Performance regression in 1.0.1

One of my programs which took 1mn on 1.0.0 takes 5mn on 1.0.1
I tracked at least part of the problem to the following code snippet:

function foo(gens,elts::Vararg{Vector{Int}})
  ee=collect(elts)
  for i in eachindex(gens)
    if let i=i
      all(w->w[i]>w[i+1],ee)
       end
      error("should not happen")
    end
  end
end

l=map(i->collect(1:5),1:4)
for i in 1:4 l[i][[i,i+1]]=l[i][[i+1,i]] end
const gens=l
const a=[2,1,3,4,5]
const b=[1,2,4,3,5]
test()=foo(gens,a,b)

On 1.0.0

julia> @btime test()
  176.287 ns (2 allocations: 128 bytes)

On 1.0.1:

julia> @btime test()
  695.735 ns (6 allocations: 192 bytes)

Does anyone know what’s happening here?

2 Likes

Please open an issue. I am running a bisect now to see what commit introduced it.

1 Like

I just noticed some regression on my code. It took 370 seconds on 1.0.0 last night, now takes 673.371075 seconds on 1.0.1.

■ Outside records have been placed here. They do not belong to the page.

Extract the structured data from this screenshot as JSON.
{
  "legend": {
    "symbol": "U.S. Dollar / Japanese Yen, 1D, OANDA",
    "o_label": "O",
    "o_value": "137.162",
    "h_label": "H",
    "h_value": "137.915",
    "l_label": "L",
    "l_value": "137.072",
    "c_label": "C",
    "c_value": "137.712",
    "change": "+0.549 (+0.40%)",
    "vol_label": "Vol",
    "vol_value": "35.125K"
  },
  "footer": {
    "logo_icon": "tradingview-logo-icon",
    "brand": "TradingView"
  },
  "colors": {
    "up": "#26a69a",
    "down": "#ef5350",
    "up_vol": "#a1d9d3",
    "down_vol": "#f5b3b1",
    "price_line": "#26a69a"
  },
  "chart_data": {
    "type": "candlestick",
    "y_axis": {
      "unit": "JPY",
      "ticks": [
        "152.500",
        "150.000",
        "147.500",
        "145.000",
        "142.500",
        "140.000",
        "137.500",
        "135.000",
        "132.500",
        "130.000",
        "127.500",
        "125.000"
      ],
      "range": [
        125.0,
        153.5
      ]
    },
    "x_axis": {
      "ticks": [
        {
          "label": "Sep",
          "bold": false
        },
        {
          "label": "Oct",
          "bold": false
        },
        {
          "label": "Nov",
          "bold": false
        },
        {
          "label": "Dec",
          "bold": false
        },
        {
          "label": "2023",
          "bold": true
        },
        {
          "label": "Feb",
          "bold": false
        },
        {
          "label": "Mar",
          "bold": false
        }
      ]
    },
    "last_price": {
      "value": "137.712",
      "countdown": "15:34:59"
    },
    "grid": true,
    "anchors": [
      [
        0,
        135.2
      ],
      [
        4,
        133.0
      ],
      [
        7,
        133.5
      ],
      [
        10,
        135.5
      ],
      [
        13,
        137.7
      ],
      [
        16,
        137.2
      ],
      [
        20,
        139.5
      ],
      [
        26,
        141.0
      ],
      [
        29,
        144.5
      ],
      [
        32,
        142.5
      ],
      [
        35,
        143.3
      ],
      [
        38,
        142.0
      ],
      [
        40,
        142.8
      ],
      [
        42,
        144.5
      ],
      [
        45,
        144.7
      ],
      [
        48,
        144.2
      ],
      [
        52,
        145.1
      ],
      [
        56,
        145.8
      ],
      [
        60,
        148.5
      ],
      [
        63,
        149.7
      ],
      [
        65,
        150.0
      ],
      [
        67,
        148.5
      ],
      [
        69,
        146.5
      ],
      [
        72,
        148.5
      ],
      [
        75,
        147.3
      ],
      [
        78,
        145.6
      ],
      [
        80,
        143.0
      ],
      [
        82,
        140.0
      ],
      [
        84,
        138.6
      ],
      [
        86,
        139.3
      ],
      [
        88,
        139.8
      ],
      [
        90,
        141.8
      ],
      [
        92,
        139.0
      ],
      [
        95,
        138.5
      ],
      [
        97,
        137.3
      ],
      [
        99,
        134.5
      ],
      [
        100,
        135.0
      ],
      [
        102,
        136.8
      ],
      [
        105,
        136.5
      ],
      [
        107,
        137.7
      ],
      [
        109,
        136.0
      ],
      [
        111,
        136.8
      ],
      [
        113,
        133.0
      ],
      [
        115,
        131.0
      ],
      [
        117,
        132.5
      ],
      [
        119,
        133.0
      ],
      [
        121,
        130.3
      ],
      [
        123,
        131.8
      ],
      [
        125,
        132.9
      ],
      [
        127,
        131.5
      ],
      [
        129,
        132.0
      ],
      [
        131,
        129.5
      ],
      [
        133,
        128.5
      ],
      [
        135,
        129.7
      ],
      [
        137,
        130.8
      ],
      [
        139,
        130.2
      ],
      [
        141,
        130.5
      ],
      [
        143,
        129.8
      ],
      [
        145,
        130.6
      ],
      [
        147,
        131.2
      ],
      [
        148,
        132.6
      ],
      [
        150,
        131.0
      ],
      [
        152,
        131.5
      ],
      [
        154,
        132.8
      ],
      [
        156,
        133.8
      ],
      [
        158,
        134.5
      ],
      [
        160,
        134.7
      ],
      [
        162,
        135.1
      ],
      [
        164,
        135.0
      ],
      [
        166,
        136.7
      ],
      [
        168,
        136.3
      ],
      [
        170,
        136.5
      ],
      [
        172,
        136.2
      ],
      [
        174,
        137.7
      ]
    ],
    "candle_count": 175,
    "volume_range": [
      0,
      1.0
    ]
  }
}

Please let us know what you find as we are all very curious about this issue.

https://github.com/JuliaLang/julia/issues/29464

Seems like an innocent looking commit had some performance implication that our benchmark suite didn’t catch.

1 Like

It would be good if you could find out the source of the slow down or at least make it reproducible, and we can see if it is the same commit as in the first post.